The patient’s desire to receive treatment only from white employees didn’t matter.
Preferences, policies, profanity
Brenda Chaney, who is black, worked as a certified nursing assistant (CNA) at Plainfield Healthcare Center, an Indiana nursing home.
One resident in Chaney’s unit specified that she preferred no black CNAs, something noted on the assignment sheet that listed Chaney’s residents and their care needs. Plainfield had a policy of honoring its residents’ racial preferences, so Chaney was banned from assisting this particular resident.
In addition, Chaney said she often overheard disparaging racial comments, and that co-workers called her racial epithets.
Chaney was terminated after just three months. The ostensible reason: A nurse’s report that Chaney used profanity while assisting a resident.
Chaney sued Plainfield under Title VII, claiming the nursing home’s policy of honoring its patients’ racial preferences created a hostile work environment and that Plainfield fired her because she is black.
The trial court dismissed the case, concluding that Plainfield’s racial preference policy was reasonable given its good-faith belief that ignoring patients’ racial preferences would violate Indiana’s patient-rights laws.
Title VII trumps state law
The 7th Circuit overturned the trial court’s decision, holding that Plainfield’s policy created a hostile work environment.
The appeals court considered the entire context of the workplace and held that a reasonable person would find Plainfield’s work environment was hostile or abusive. It determined that Plainfield fostered a racially charged environment through its daily reminder on Chaney’s assignment sheet that certain residents preferred no black CNAs.
Plainfield argued it had to comply with patients’ demands because it risked violating state laws that grant residents the right to choose health care providers.
The court rejected that argument, stating, “It is now widely accepted that a company’s desire to cater to the perceived racial preferences of its customers is not a defense under Title VII for treating employees differently based on race.”

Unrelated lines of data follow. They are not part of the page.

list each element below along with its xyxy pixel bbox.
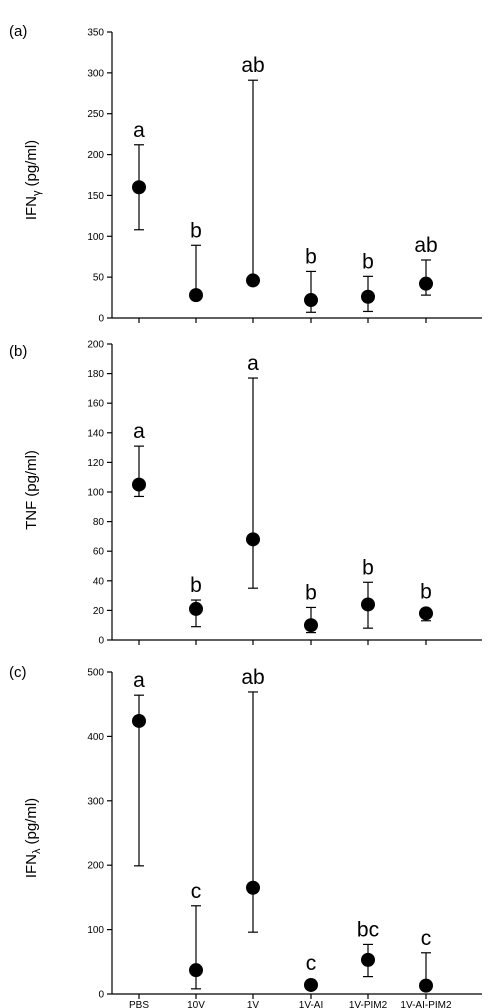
data-point xyxy=(189,601,203,616)
y-tick-label: 0 xyxy=(98,636,104,647)
y-tick-label: 250 xyxy=(87,109,104,120)
significance-label: ab xyxy=(241,666,264,689)
data-point xyxy=(419,606,433,621)
significance-label: b xyxy=(362,250,374,273)
data-point xyxy=(419,276,433,291)
y-tick-label: 350 xyxy=(87,28,104,39)
y-tick-label: 0 xyxy=(98,990,104,1001)
y-tick-label: 100 xyxy=(87,925,104,936)
data-point xyxy=(361,289,375,304)
panel-2: 0 20 40 60 80 100 120 140 160 180 200 (b) TNF(pg/ml)… xyxy=(9,340,482,647)
significance-label: b xyxy=(190,574,202,597)
category-label: 10V xyxy=(187,1000,205,1008)
data-point xyxy=(132,713,146,728)
significance-label: a xyxy=(133,119,145,142)
y-tick-label: 100 xyxy=(87,232,104,243)
significance-label: c xyxy=(421,927,432,950)
y-tick-label: 50 xyxy=(93,273,105,284)
panel-3: 0 100 200 300 400 500 PBS 10V 1V 1V-AI 1V-PIM2 1V-A… xyxy=(9,664,482,1008)
y-tick-label: 20 xyxy=(93,606,105,617)
y-tick-label: 40 xyxy=(93,576,105,587)
y-tick-label: 400 xyxy=(87,732,104,743)
panel-label: (c) xyxy=(9,664,27,681)
y-tick-label: 300 xyxy=(87,796,104,807)
panel-1: 050100150200250300350(a)IFNγ(pg/ml)ababb… xyxy=(9,23,482,325)
y-tick-label: 80 xyxy=(93,517,105,528)
data-point xyxy=(189,288,203,303)
y-tick-label: 150 xyxy=(87,191,104,202)
y-tick-label: 200 xyxy=(87,340,104,351)
data-point xyxy=(132,477,146,492)
y-axis-title: TNF(pg/ml) xyxy=(23,450,40,530)
data-point xyxy=(246,273,260,288)
significance-label: a xyxy=(133,669,145,692)
y-tick-label: 120 xyxy=(87,458,104,469)
data-point xyxy=(304,618,318,633)
data-point xyxy=(304,977,318,992)
y-axis-title: IFNγ(pg/ml) xyxy=(23,140,43,220)
data-point xyxy=(189,963,203,978)
significance-label: b xyxy=(305,245,317,268)
data-point xyxy=(361,952,375,967)
category-label: 1V-AI-PIM2 xyxy=(400,1000,452,1008)
panel-label: (a) xyxy=(9,23,27,40)
significance-label: bc xyxy=(357,918,379,941)
y-tick-label: 140 xyxy=(87,428,104,439)
significance-label: b xyxy=(362,556,374,579)
significance-label: a xyxy=(133,420,145,443)
data-point xyxy=(132,180,146,195)
significance-label: ab xyxy=(414,234,437,257)
category-label: PBS xyxy=(129,1000,149,1008)
significance-label: a xyxy=(247,352,259,375)
significance-label: c xyxy=(306,952,317,975)
category-label: 1V-AI xyxy=(299,1000,323,1008)
data-point xyxy=(246,880,260,895)
y-tick-label: 500 xyxy=(87,668,104,679)
y-tick-label: 0 xyxy=(98,314,104,325)
category-label: 1V xyxy=(247,1000,260,1008)
data-point xyxy=(419,978,433,993)
panel-label: (b) xyxy=(9,343,27,360)
data-point xyxy=(304,293,318,308)
y-tick-label: 300 xyxy=(87,68,104,79)
significance-label: c xyxy=(191,880,202,903)
y-tick-label: 180 xyxy=(87,369,104,380)
significance-label: ab xyxy=(241,54,264,77)
data-point xyxy=(246,532,260,547)
y-axis-title: IFNλ(pg/ml) xyxy=(23,798,43,878)
y-tick-label: 160 xyxy=(87,399,104,410)
y-tick-label: 200 xyxy=(87,861,104,872)
y-tick-label: 100 xyxy=(87,488,104,499)
y-tick-label: 200 xyxy=(87,150,104,161)
data-point xyxy=(361,597,375,612)
significance-label: b xyxy=(190,219,202,242)
category-label: 1V-PIM2 xyxy=(349,1000,388,1008)
y-tick-label: 60 xyxy=(93,547,105,558)
significance-label: b xyxy=(420,580,432,603)
significance-label: b xyxy=(305,581,317,604)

The court pointed out that such a reading of state law would conflict with Title VII and that federal law prevails over state law. It noted that state regulations merely require Plainfield to give residents access to health-care providers of their choice; they don’t require compliance with the residents’ racial preferences.
Customer bias is no excuse
Plainfield also argued that Title VII permits sex discrimination in health care settings for the sake of patient privacy. The court disagreed, reasoning that the privacy interest that is offended when a patient undresses in front of a doctor or nurse of the opposite sex doesn’t apply to race.

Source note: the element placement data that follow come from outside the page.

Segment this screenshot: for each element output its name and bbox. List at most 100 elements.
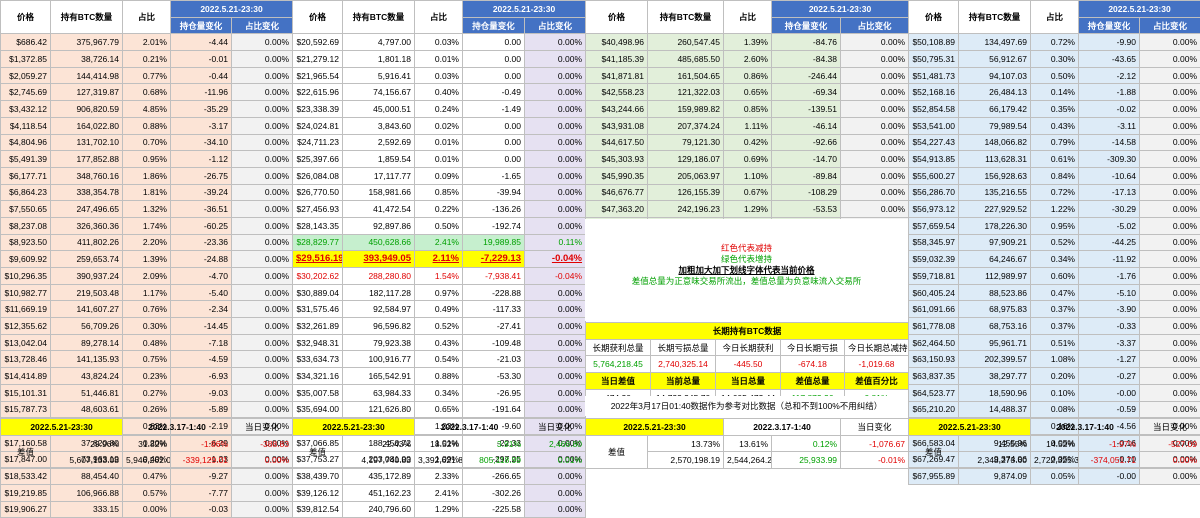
cell-ratio: 1.22% <box>1031 201 1079 218</box>
header-holding-change: 持仓量变化 <box>772 17 841 34</box>
footnote: 2022年3月17日01:40数据作为参考对比数据（总和不到100%不用纠结） <box>585 396 908 416</box>
long-term-cell: 5,764,218.45 <box>586 356 651 373</box>
cell-ratio-change: 0.00% <box>232 268 293 285</box>
summary-today-label: 当日变化 <box>525 419 586 436</box>
cell-ratio-change: 0.00% <box>232 318 293 335</box>
cell-holding-change: -53.30 <box>463 368 525 385</box>
cell-ratio: 0.95% <box>1031 217 1079 234</box>
cell-holding-change: -17.13 <box>1079 184 1140 201</box>
cell-price: $46,676.77 <box>586 184 648 201</box>
cell-ratio: 0.10% <box>1031 384 1079 401</box>
cell-ratio-change: 0.00% <box>232 468 293 485</box>
cell-holding-change: -27.41 <box>463 318 525 335</box>
cell-price: $6,864.23 <box>1 184 51 201</box>
cell-price: $2,059.27 <box>1 67 51 84</box>
cell-price: $32,948.31 <box>293 334 343 351</box>
cell-btc-amount: 3,843.60 <box>343 117 415 134</box>
cell-holding-change: -309.30 <box>1079 151 1140 168</box>
cell-ratio-change: 0.00% <box>1140 334 1200 351</box>
cell-price: $21,279.12 <box>293 51 343 68</box>
cell-ratio: 0.88% <box>123 117 171 134</box>
cell-price: $8,237.08 <box>1 217 51 234</box>
cell-ratio: 0.43% <box>1031 117 1079 134</box>
cell-btc-amount: 161,504.65 <box>648 67 724 84</box>
cell-btc-amount: 92,584.97 <box>343 301 415 318</box>
cell-ratio: 2.11% <box>415 251 463 268</box>
cell-price: $61,778.08 <box>909 318 959 335</box>
long-term-cell: -445.50 <box>716 356 781 373</box>
cell-price: $63,150.93 <box>909 351 959 368</box>
cell-ratio-change: 0.00% <box>525 284 586 301</box>
cell-ratio-change: 0.00% <box>525 151 586 168</box>
summary-pct-now: 22.43% <box>343 435 415 452</box>
cell-holding-change: -302.26 <box>463 484 525 501</box>
cell-holding-change: 0.00 <box>463 117 525 134</box>
summary-today-change: -1,076.67 <box>841 435 909 452</box>
cell-ratio-change: 0.00% <box>1140 301 1200 318</box>
cell-btc-amount: 113,628.31 <box>959 151 1031 168</box>
cell-ratio: 0.85% <box>724 101 772 118</box>
cell-ratio: 0.30% <box>1031 51 1079 68</box>
cell-holding-change: -14.70 <box>772 151 841 168</box>
cell-ratio-change: 0.00% <box>1140 217 1200 234</box>
cell-ratio: 1.17% <box>123 284 171 301</box>
cell-price: $50,108.89 <box>909 34 959 51</box>
header-ratio-change: 占比变化 <box>525 17 586 34</box>
cell-ratio: 0.47% <box>123 468 171 485</box>
cell-btc-amount: 68,753.16 <box>959 318 1031 335</box>
cell-holding-change: -26.75 <box>171 167 232 184</box>
cell-btc-amount: 5,916.41 <box>343 67 415 84</box>
cell-price: $47,363.20 <box>586 201 648 218</box>
cell-price: $6,177.71 <box>1 167 51 184</box>
cell-holding-change: -9.27 <box>171 468 232 485</box>
summary-period-label: 2022.5.21-23:30 <box>293 419 415 436</box>
cell-ratio-change: 0.00% <box>1140 351 1200 368</box>
cell-ratio: 0.52% <box>415 318 463 335</box>
summary-pct-ref: 14.52% <box>1031 435 1079 452</box>
summary-ref-label: 2022.3.17-1:40 <box>415 419 525 436</box>
long-term-table: 长期持有BTC数据 长期获利总量长期亏损总量今日长期获利今日长期亏损今日长期总减… <box>585 322 909 406</box>
cell-price: $65,210.20 <box>909 401 959 418</box>
cell-price: $54,227.43 <box>909 134 959 151</box>
cell-btc-amount: 121,322.03 <box>648 84 724 101</box>
cell-holding-change: -5.10 <box>1079 284 1140 301</box>
cell-price: $10,982.77 <box>1 284 51 301</box>
summary-amount-ref: 2,722,325.31 <box>1031 452 1079 469</box>
cell-ratio: 0.65% <box>415 401 463 418</box>
cell-btc-amount: 18,590.96 <box>959 384 1031 401</box>
cell-ratio: 0.20% <box>1031 368 1079 385</box>
cell-ratio-change: 0.00% <box>525 501 586 518</box>
cell-ratio-change: 0.00% <box>841 117 909 134</box>
cell-holding-change: -1.27 <box>1079 351 1140 368</box>
cell-price: $52,168.16 <box>909 84 959 101</box>
cell-holding-change: -34.10 <box>171 134 232 151</box>
cell-holding-change: -3.90 <box>1079 301 1140 318</box>
cell-holding-change: -26.95 <box>463 384 525 401</box>
cell-ratio-change: 0.00% <box>525 351 586 368</box>
summary-period-label: 2022.5.21-23:30 <box>586 419 724 436</box>
cell-ratio-change: 0.00% <box>525 401 586 418</box>
cell-btc-amount: 79,121.30 <box>648 134 724 151</box>
header-price: 价格 <box>586 1 648 34</box>
cell-price: $5,491.39 <box>1 151 51 168</box>
cell-btc-amount: 393,949.05 <box>343 251 415 268</box>
summary-today-change: -527.09 <box>1140 435 1200 452</box>
cell-holding-change: -39.94 <box>463 184 525 201</box>
cell-ratio: 0.77% <box>123 67 171 84</box>
cell-btc-amount: 2,592.69 <box>343 134 415 151</box>
cell-price: $9,609.92 <box>1 251 51 268</box>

Plainfield further argued that without its racial preference policy, black employees might be exposed to racial harassment from the residents. That might expose Plainfield to hostile workplace liability. The court stated that Plainfield had options for dealing with a bigoted resident. Before admission, for example, it could tell residents about its nondiscriminatory policy and get their consent in writing. The nursing home could try to reform the resident’s behavior and assign staff to patients based on race-neutral criteria. Instead, the court said Plainfield didn’t do anything to address the racially hostile environment.
What employers must do
This case is the most recent illustration that it is unlawful for an employer to discriminate based on customer preferences. That’s true even when employers must balance those preferences against their duty to provide a workplace free of discrimination.
Employers must take a proactive approach to prevent a hostile work environment. In Chaney, the employer did not take sufficient measures to address the employee’s claim of a hostile work environment.
Advice: Consult your attorney to ensure your policies and practices comply with Title VII.